Children with the disorder are irritable—“an elevated proneness to anger relative to peers”—and cranky most of the day, nearly every day. The irritability is pervasive; they are irritable around their peers, teachers and parents. Those who have increased irritability are at increased risk of suicide, anxiety and unipolar depression.
“Irritability is associated with abnormalities in reward processing, specifically responses to frustrative non-reward,” she said. Possible treatments for DMDD include interpretation bias training and exposure-based cognitive behavioral therapy, commonly known as CBT.
Interpretation bias training helps children learn over time to not view ambiguous facial expressions as threatening. Youth who are irritable have trouble reading facial emotions.

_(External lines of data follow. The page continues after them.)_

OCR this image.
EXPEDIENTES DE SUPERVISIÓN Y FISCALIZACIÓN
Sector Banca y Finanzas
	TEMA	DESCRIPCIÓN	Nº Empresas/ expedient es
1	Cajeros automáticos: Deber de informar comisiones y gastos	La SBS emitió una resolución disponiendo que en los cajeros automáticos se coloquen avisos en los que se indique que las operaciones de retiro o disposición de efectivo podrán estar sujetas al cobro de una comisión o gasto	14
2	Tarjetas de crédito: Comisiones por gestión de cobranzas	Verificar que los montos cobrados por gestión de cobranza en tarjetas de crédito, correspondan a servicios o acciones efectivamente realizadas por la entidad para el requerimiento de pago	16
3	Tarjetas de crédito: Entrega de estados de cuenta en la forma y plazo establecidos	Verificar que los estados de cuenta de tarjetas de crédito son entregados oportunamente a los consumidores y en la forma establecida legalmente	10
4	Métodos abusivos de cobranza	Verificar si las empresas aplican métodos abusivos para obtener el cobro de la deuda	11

In one experiment, Brotman asked children to look at photographs of an actor making a happy facial expression, an angry facial expression and then used a computer program to generate morphs with varying degrees of happiness and anger (i.e., ambiguous facial stimuli). Those with DMDD perceived the “ambiguous faces as more threatening.” In another study, she demonstrated that irritable youth “rate neutral faces as more hostile and fear-producing.”
Exposure-based cognitive behavioral therapy is widely used to treat anxiety disorders. In Brotman’s novel application, patients are exposed to something that makes them irritable or frustrated in an attempt to help them learn to tolerate their emotional response.
In one example, Brotman worked with a young girl who exhibited temper outbursts and irritability whenever she was asked to complete her household chore of sorting laundry. During each therapy session, the girl’s mother brought in clean laundry and gave it to Brotman to use in exposure exercises with the girl. Over the course of the treatment, the girl was able to sort the laundry with less and less anger. By the end, she was able to do her chore and move on to another task. Her ability to complete her household chore in session transferred to the home environment as well.
This approach, however, has only been tried in 10 cases. Currently, Brotman and her colleagues are expanding this work and exploring neural correlates using functional magnetic resonance imaging pre- and post-CBT.